Sohan was trained in public international law at The Hague Academy of International Law in Netherlands. She also obtained a diploma in international relations from the Institute of Public Administration in Paris, France. She is equally fluent in French, English and Bengali.

==Career==
Sobhan is a career foreign service officer, belonging to 15th batch of Bangladesh Civil Service (BCS) foreign affairs cadre. She served in various capacities at Bangladesh missions in Rome, Kolkata and Geneva.

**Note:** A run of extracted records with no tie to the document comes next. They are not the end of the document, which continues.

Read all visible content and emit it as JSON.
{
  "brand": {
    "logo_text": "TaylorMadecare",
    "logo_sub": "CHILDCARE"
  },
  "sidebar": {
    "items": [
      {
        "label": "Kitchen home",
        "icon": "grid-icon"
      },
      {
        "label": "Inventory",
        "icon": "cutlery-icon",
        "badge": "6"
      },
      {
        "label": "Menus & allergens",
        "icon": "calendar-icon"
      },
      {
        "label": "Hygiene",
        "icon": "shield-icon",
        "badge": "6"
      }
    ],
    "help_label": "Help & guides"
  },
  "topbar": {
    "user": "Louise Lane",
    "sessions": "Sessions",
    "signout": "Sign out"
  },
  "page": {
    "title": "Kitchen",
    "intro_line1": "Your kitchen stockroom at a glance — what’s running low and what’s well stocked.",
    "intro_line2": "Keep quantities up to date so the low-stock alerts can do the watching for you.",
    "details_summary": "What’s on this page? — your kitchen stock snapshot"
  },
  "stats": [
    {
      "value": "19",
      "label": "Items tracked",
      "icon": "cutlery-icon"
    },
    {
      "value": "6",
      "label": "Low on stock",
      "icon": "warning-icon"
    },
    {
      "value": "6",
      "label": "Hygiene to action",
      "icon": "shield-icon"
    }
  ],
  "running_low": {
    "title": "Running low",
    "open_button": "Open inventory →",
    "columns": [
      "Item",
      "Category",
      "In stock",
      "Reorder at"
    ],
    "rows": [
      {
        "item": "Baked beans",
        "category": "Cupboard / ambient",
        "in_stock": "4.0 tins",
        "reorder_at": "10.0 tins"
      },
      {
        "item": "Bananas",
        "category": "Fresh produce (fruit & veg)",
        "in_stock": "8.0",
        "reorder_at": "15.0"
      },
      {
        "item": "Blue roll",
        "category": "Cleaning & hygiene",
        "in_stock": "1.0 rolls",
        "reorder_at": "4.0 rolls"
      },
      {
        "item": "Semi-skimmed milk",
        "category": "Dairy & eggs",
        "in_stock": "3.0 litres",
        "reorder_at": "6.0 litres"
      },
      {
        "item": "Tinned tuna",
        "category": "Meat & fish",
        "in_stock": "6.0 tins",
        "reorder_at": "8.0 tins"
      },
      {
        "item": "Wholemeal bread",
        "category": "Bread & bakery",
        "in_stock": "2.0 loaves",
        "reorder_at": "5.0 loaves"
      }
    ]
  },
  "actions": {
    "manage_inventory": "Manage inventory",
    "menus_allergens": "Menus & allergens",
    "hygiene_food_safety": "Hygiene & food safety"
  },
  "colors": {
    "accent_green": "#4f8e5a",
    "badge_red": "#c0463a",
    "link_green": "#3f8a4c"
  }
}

Sobhan was the director general of the United Nations wing at the Ministry of Foreign Affairs. She stated that the Murder of Abrar Fahad "was not linked to freedom of expression,” after calling UN Resident Coordinator Mia Seppo.

In February 2020, Sobhan was appointed Ambassador of Bangladesh to Jordan, the first Bangladeshi woman ambassador in the Middle East. She provided aid to the International Committee of Red Cross for earthquake victims in Syria.

Sobhan was appointed Bangladesh High Commissioner to Canada in May 2024 and server until May 2025.

== Personal life ==
Sobhan is married and has a son and a daughter.